Linux 2.6.29.5 checks the directory permissions in openat(), but I can
believe that other platforms (particularly those with an O_SEARCH
flag) may not.

For files, permissions are checked during open(); they don't get
re-checked during subsequent operations on the returned descriptor.

E.g. if you successfully open() a file O_RDWR, the permissions aren't
re-checked for every read() and write(). If the permissions are
removed, read() and write() won't suddenly fail (note that neither
read() nor write() can fail with EPERM).

open() checks that the user has the necessary privilege, then records
that information in the descriptor for use by subsequent operations.

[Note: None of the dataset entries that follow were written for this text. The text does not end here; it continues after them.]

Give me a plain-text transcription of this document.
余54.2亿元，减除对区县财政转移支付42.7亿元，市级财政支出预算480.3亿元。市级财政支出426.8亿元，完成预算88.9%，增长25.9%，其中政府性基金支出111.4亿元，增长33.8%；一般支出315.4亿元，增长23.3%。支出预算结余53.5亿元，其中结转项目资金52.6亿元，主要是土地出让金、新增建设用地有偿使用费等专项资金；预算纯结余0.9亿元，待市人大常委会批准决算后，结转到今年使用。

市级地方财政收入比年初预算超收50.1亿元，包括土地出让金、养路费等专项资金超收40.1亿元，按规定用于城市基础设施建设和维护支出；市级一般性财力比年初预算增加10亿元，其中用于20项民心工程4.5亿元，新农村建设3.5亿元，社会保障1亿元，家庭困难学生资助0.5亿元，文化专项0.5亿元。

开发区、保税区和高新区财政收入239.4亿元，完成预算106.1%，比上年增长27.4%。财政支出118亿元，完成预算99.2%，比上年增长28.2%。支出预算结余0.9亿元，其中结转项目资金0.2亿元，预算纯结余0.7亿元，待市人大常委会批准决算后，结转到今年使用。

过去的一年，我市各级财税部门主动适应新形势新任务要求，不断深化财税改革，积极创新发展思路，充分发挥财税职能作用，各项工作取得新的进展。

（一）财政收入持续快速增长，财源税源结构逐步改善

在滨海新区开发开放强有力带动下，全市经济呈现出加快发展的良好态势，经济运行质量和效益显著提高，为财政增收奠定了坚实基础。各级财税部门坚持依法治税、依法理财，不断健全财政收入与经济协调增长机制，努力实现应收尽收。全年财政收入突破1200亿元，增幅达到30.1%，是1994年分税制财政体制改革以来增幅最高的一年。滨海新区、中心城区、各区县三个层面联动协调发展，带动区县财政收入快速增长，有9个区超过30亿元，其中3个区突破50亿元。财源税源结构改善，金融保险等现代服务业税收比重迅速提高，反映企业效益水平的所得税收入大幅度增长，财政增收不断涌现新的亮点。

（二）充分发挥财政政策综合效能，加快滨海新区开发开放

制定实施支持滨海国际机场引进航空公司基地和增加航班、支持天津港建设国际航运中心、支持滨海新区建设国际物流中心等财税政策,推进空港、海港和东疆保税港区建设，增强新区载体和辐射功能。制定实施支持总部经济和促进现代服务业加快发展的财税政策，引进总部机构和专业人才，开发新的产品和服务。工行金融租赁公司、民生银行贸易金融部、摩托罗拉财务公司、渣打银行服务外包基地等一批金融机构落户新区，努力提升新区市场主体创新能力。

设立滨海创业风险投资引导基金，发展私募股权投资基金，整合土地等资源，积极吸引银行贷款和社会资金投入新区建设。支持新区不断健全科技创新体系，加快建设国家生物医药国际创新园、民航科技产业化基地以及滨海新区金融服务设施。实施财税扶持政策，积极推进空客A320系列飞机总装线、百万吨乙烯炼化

For consistency, I would expect directory descriptors to behave
similarly, i.e. open()ing a directory with O_SEARCH would check that
the user has search (+x) permission on the directory then record this
in the descriptor. A subsequent openat() would simply check the
descriptor, not the inode.

That Linux doesn't behave like this is an inconsistency, and is
probably related to the lack of an O_SEARCH flag, i.e. descriptors
only have flags for read and write permission, not directory search
permission.

AFAICT, there is no way to use open()+openat() for a directory with
mode 0111 (d--x--x--x) as you can't open() the directory (O_RDONLY
fails with EPERM, anything else fails with EISDIR).